The downside, of course, is that the process is messy and prone to mistakes. Behind every fact-checked and edited story is a tale of false leads, dead ends, and empty promises. Letting their audience in on that ugly and wayward process seems unwise to many traditional journalists.

But the benefits of journalism as a process ultimately outweigh the drawbacks. By turning the process itself into the product, formerly behind-the-scenes editorial judgments can be discussed and validated, news and other information can be shared more rapidly, and inevitable errors can be more quickly identified and corrected.
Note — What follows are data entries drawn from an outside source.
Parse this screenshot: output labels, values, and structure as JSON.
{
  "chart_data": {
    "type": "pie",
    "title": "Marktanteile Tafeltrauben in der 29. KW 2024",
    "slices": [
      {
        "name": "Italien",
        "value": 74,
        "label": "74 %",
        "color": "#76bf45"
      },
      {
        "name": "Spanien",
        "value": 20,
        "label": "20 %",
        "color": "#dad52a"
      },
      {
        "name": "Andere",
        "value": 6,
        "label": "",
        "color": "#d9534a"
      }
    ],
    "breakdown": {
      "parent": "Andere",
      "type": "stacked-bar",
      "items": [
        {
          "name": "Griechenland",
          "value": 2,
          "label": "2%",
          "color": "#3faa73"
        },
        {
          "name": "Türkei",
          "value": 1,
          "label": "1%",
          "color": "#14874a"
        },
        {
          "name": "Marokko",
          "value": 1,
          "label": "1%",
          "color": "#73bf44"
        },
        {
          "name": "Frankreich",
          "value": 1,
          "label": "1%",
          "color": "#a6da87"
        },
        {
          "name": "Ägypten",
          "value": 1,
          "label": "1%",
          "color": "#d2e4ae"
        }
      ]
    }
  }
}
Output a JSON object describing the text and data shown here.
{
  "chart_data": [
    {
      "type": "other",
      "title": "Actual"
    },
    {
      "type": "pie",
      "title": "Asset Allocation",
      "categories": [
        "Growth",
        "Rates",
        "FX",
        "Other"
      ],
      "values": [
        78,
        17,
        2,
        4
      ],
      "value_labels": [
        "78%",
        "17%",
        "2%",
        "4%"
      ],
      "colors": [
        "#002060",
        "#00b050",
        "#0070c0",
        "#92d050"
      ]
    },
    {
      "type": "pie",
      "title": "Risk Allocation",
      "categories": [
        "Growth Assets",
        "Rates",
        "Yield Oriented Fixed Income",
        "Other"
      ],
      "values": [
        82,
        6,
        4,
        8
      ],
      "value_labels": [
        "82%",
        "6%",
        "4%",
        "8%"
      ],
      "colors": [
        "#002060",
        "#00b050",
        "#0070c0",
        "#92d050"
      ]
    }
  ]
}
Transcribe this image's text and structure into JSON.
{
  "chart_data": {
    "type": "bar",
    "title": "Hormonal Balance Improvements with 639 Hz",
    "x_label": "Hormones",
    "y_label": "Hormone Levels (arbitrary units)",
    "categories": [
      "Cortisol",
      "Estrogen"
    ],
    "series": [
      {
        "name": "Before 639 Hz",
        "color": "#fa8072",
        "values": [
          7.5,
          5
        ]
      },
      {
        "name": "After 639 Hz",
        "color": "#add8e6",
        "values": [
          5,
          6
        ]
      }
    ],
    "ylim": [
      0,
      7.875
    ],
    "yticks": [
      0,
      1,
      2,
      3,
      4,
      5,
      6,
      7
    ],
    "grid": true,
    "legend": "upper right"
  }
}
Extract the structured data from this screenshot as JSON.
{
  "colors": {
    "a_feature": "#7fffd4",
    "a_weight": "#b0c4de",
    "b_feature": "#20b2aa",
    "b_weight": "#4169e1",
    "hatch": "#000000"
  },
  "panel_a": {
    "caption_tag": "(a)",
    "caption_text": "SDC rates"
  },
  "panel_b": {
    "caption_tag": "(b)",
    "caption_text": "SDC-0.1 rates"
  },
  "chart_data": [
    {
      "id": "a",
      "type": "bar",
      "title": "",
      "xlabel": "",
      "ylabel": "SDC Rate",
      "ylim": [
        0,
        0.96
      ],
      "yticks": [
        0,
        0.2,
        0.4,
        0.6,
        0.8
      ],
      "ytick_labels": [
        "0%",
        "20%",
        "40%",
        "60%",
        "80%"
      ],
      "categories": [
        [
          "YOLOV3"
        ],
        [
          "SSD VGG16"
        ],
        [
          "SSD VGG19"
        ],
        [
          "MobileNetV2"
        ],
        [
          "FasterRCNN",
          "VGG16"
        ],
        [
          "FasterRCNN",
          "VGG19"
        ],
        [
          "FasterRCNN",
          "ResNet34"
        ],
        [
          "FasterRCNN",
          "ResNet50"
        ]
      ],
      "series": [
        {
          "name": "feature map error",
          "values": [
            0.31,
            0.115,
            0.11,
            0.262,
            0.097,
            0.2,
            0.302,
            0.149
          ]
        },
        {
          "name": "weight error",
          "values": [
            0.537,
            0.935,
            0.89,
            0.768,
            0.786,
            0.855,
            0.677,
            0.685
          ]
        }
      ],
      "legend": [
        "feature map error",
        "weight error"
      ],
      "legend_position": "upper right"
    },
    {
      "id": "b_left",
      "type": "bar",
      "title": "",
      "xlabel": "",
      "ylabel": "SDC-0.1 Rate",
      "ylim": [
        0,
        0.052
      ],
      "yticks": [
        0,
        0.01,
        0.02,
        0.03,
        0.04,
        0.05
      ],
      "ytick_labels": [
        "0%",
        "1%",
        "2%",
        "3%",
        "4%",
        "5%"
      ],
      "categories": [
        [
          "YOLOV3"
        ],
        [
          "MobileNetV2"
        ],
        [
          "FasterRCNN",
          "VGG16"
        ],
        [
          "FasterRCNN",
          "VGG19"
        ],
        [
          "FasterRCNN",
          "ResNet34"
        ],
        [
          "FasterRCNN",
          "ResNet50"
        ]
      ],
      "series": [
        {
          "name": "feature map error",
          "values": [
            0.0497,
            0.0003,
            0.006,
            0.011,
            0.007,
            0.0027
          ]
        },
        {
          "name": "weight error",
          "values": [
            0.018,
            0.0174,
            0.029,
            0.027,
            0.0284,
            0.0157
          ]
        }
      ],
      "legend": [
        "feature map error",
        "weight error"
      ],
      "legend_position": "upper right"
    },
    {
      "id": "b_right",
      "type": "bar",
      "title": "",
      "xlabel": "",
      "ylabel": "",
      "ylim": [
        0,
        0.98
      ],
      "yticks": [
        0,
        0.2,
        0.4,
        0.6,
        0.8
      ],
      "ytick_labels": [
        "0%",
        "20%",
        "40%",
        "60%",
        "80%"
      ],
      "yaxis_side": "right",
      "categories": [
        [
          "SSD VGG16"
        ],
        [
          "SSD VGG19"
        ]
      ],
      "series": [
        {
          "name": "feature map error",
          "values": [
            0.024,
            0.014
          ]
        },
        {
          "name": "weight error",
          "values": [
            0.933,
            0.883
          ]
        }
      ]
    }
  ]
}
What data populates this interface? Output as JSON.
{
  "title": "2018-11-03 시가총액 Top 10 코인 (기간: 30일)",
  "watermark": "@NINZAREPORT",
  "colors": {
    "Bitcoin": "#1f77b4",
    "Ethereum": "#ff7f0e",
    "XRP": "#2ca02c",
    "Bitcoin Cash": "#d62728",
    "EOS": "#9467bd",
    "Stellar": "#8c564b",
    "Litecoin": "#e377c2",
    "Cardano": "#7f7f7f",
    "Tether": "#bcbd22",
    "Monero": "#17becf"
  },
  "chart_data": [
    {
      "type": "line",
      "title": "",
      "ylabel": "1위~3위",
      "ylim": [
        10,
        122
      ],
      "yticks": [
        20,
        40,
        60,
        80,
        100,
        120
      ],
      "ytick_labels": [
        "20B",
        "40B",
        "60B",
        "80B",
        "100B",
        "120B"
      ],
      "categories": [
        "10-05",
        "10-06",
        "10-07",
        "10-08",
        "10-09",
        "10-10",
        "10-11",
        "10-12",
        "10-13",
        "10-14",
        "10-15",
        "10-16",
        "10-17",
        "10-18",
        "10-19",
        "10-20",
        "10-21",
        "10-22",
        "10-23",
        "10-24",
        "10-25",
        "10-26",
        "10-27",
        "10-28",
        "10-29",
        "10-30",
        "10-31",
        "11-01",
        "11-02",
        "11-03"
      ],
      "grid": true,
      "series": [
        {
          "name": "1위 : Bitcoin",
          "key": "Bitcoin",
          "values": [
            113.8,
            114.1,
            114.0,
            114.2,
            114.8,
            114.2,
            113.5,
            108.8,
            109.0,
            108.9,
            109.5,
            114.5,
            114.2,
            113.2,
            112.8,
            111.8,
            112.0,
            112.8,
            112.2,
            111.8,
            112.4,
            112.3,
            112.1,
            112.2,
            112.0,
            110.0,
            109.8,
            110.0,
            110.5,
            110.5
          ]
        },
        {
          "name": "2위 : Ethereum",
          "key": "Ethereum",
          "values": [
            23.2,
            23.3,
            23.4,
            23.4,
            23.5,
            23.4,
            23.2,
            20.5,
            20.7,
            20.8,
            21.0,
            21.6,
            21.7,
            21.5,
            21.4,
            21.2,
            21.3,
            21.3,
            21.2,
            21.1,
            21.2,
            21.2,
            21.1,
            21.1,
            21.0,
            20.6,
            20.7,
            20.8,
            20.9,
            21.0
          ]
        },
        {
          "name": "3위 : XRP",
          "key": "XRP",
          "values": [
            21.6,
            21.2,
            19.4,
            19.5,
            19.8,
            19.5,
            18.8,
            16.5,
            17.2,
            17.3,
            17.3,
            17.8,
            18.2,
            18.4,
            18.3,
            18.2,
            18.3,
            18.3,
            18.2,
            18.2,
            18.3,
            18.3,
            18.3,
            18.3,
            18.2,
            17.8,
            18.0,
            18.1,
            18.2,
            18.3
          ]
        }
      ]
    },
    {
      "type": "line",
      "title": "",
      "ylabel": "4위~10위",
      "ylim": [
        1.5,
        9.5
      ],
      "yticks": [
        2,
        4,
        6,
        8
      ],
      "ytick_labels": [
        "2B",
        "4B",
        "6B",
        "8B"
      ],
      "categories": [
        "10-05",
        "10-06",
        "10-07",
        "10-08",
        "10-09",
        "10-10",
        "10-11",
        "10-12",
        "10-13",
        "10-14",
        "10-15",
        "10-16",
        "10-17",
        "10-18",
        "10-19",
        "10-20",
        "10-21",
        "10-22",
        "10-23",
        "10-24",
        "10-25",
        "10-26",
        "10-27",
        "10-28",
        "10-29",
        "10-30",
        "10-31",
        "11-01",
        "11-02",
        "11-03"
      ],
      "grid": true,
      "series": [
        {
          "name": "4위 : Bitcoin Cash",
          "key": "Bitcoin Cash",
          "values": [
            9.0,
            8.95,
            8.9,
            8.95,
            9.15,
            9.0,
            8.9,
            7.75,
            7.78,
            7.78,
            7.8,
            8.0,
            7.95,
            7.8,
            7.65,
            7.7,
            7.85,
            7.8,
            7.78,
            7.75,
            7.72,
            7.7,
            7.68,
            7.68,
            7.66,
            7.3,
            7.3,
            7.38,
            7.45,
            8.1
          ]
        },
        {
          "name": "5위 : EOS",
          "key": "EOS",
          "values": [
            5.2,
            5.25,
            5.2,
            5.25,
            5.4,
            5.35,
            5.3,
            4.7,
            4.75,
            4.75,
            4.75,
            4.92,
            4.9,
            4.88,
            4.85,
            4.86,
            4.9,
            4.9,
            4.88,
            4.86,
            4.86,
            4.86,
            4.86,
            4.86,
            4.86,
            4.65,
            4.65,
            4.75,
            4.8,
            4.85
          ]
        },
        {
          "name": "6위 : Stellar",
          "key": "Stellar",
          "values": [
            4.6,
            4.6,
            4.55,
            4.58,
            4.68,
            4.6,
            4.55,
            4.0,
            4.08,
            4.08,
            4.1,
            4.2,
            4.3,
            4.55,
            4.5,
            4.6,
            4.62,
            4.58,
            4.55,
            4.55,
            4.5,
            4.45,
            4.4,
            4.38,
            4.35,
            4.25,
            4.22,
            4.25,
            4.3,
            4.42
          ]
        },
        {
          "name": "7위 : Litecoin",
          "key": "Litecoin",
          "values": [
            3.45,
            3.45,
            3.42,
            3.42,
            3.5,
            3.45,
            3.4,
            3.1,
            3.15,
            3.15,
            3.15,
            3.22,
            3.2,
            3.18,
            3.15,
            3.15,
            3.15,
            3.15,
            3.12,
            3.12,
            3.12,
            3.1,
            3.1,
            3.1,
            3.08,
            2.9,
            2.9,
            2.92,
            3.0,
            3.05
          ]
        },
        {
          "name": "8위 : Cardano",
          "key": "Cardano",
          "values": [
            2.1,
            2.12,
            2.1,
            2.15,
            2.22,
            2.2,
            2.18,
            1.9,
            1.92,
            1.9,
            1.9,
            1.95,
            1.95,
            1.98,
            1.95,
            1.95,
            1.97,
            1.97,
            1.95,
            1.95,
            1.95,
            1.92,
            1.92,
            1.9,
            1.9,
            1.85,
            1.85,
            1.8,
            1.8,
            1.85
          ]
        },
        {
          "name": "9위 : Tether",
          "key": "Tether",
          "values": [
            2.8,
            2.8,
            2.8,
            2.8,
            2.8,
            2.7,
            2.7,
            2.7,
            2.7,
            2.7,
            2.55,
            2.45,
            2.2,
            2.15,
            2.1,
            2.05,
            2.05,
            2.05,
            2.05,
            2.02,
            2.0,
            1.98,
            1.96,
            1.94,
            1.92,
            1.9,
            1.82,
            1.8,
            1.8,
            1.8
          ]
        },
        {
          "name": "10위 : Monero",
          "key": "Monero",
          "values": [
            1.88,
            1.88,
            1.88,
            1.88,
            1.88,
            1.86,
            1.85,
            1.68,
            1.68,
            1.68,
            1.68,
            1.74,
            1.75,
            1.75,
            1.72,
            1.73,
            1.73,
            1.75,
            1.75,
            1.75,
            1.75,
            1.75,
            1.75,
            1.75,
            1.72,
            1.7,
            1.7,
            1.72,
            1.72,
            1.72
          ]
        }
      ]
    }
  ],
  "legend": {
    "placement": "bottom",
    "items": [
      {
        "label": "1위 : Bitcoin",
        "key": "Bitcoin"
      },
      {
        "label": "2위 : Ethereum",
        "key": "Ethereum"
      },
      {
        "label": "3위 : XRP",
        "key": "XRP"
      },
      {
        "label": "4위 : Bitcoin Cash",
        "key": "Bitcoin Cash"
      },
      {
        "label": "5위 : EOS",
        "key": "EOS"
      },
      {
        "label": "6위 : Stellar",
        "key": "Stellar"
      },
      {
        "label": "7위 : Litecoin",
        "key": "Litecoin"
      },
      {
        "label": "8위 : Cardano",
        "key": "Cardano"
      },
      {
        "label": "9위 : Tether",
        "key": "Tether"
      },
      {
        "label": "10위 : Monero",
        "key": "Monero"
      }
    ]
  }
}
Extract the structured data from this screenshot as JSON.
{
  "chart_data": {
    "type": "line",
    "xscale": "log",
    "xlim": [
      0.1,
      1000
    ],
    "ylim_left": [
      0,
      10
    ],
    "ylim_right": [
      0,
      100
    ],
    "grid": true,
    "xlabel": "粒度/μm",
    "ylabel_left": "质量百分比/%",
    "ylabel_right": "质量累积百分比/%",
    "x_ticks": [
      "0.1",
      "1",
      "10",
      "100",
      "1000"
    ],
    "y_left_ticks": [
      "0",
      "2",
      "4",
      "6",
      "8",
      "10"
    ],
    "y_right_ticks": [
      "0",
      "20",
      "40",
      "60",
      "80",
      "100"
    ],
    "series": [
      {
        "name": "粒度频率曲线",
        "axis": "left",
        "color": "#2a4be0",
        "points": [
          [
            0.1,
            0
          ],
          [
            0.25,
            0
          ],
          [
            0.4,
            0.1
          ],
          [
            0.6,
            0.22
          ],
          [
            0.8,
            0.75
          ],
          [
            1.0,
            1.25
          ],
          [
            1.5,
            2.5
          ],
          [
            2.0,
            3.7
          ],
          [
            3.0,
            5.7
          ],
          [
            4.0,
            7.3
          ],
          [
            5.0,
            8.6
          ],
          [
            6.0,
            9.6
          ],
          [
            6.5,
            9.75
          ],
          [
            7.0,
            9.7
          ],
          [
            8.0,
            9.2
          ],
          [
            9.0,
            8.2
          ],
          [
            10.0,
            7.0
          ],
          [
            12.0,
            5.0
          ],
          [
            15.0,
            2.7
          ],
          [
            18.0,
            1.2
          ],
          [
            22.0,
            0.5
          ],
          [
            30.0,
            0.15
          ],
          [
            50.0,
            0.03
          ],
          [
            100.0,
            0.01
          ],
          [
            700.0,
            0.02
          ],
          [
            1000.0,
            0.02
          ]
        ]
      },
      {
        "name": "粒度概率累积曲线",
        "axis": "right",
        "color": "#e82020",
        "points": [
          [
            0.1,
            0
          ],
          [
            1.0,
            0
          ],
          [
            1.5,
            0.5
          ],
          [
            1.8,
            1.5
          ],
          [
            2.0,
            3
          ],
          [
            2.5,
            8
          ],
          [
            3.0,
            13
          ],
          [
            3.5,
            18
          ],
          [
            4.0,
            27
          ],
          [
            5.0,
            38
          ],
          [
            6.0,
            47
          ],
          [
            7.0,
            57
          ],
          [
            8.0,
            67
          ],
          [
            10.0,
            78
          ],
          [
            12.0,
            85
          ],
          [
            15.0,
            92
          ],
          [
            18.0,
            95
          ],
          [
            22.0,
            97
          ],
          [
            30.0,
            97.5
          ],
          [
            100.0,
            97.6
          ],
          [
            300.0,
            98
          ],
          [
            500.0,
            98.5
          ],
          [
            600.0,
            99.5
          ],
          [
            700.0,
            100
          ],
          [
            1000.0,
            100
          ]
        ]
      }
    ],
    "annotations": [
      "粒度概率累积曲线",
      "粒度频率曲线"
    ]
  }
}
The controversial aspects of putting process ahead of product are obvious even in older types of online media such as blogs. But they are far more dramatic in real-time formats such as live-blogging or Twitter. Traditionalists might contend that such real-time publishing leads to a fragmentary and confusing picture. But to new-media proponents, it is a truer picture than that painted by a traditional journalistic product like the self-contained and superficially coherent news article. Rather than imposing a neat narrative structure on events, real-time journalism acknowledges that the information is as yet fragmentary and its meaning still unresolved.

As Jeff Jarvis puts it, changes in the nature of media create effective new ways to communicate: “No longer do the means of production and distribution of media necessitate boxing the world into neat, squared-off spaces published once a day and well after the fact. Freed of print’s strictures, we are finding many new and sometimes better ways to gather and share information.”[4]

The process is not pretty. But hiding it benefits no one. Only by sharing the process as widely as possible can we reach the closest approximation of the truth.